Prof Steve Jackson presented a great seminar today at CRI on his labs work on DNA damage repair. One of the numbers that jumped out at me was 1,000,000, that is 1M DNA damage events per cell per day.
Just think, even with all that going on it still takes most of us 60 years to get cancer! 63% of cancers are diagnosed in people aged 65 or older.
Prof Jackson was also one of the founders of KuDOS Pharmaceuticals Ltd. This venture was acquired by Astra Zeneca in 2005 and resulted in the PARP inhibitor Olaparib. Steve gave us a wonderful journey through the incredibly complex world of DNA repair and it's array of protein complexes and regulatory networks. He finished by by talking about teh therapeutic opportunities and how PARP inhibitors can be used to induce a chemo-biologic "synthetic lethality in Cancer cells, whilst being relatively innocuous to normal cells. One of the things I learned is that KuDOS pharmaceuticals took its name from the Ku
protein, which binds to DNA double-strand breaks and creates a
molecular ladder or scaffold that other proteins involved in NHEJ can
PARPhylatics: One of Steve's slides showed a graph of how drug toxicity is affected by dose and genotype. There was a 1250x increase in sensitivity to the PARP inhibitor Olaparib for -/- compared to +/- or +/+ BRCA patients. This kind of sensitivity it did make me wonder if low doses of PARP inhibitors might be a sensible prophylactic treatment for specific groups of patients.

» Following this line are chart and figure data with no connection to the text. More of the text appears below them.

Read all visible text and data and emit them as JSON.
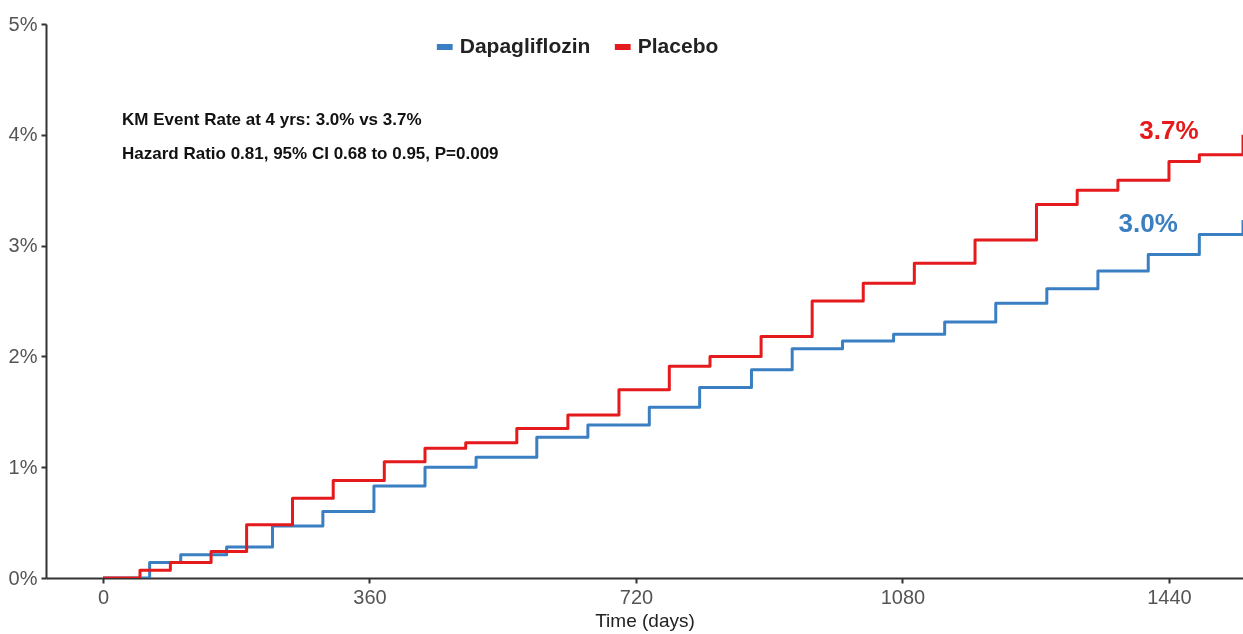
{
  "chart_data": {
    "type": "step",
    "xlabel": "Time (days)",
    "xlim": [
      -77,
      1540
    ],
    "ylim": [
      0,
      5
    ],
    "xticks": [
      0,
      360,
      720,
      1080,
      1440
    ],
    "yticks": [
      {
        "value": 0,
        "label": "0%"
      },
      {
        "value": 1,
        "label": "1%"
      },
      {
        "value": 2,
        "label": "2%"
      },
      {
        "value": 3,
        "label": "3%"
      },
      {
        "value": 4,
        "label": "4%"
      },
      {
        "value": 5,
        "label": "5%"
      }
    ],
    "grid": false,
    "legend": "top",
    "line_style": "solid",
    "annotations": [
      "KM Event Rate at 4 yrs: 3.0% vs 3.7%",
      "Hazard Ratio 0.81, 95% CI 0.68 to 0.95, P=0.009",
      {
        "text": "3.7%",
        "x": 1440,
        "y": 3.76
      },
      {
        "text": "3.0%",
        "x": 1412,
        "y": 2.92
      }
    ],
    "series": [
      {
        "name": "Dapagliflozin",
        "color": "#3a7fc1",
        "x": [
          0,
          63,
          105,
          167,
          229,
          297,
          366,
          435,
          504,
          586,
          655,
          738,
          806,
          876,
          931,
          999,
          1068,
          1137,
          1206,
          1275,
          1344,
          1412,
          1481,
          1540
        ],
        "values": [
          0,
          0.14,
          0.21,
          0.28,
          0.47,
          0.6,
          0.83,
          1.0,
          1.09,
          1.27,
          1.38,
          1.54,
          1.72,
          1.88,
          2.07,
          2.14,
          2.2,
          2.31,
          2.48,
          2.61,
          2.77,
          2.92,
          3.1,
          3.23
        ]
      },
      {
        "name": "Placebo",
        "color": "#e41a1c",
        "x": [
          0,
          50,
          91,
          146,
          194,
          256,
          311,
          380,
          435,
          490,
          559,
          628,
          697,
          765,
          820,
          889,
          958,
          1027,
          1096,
          1178,
          1261,
          1316,
          1371,
          1440,
          1481,
          1540
        ],
        "values": [
          0,
          0.07,
          0.14,
          0.24,
          0.48,
          0.72,
          0.88,
          1.05,
          1.17,
          1.22,
          1.35,
          1.47,
          1.7,
          1.91,
          2.0,
          2.18,
          2.5,
          2.66,
          2.84,
          3.05,
          3.37,
          3.5,
          3.59,
          3.76,
          3.82,
          4.0
        ]
      }
    ]
  }
}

I asked a question after Steve's presentation, "might PARP inhibitors be used in patients with germline DNA repair mutations to prevent or delay cancer development". Steve's response was that this may be possible but there are lots of unanswered questions about this kind of use in patients.
Of course patients with these germline mutations can have very agressive treatment in the form of mastectomy (removal of the breasts) and/or oophorectomy (removal of the ovaries). Both of which can significantly reduce a women’s risk of breast or ovarian cancer. What the additional risks might be of PARPhylactics is going to take some time to work out. I'll certainly be keeping my eye out to see what Steve's new company MISSION Therapeutics Ltd does. There are lots of different players in the DNA damage repair pathways and it sounds like many will turn out to be interesting and druggable targets.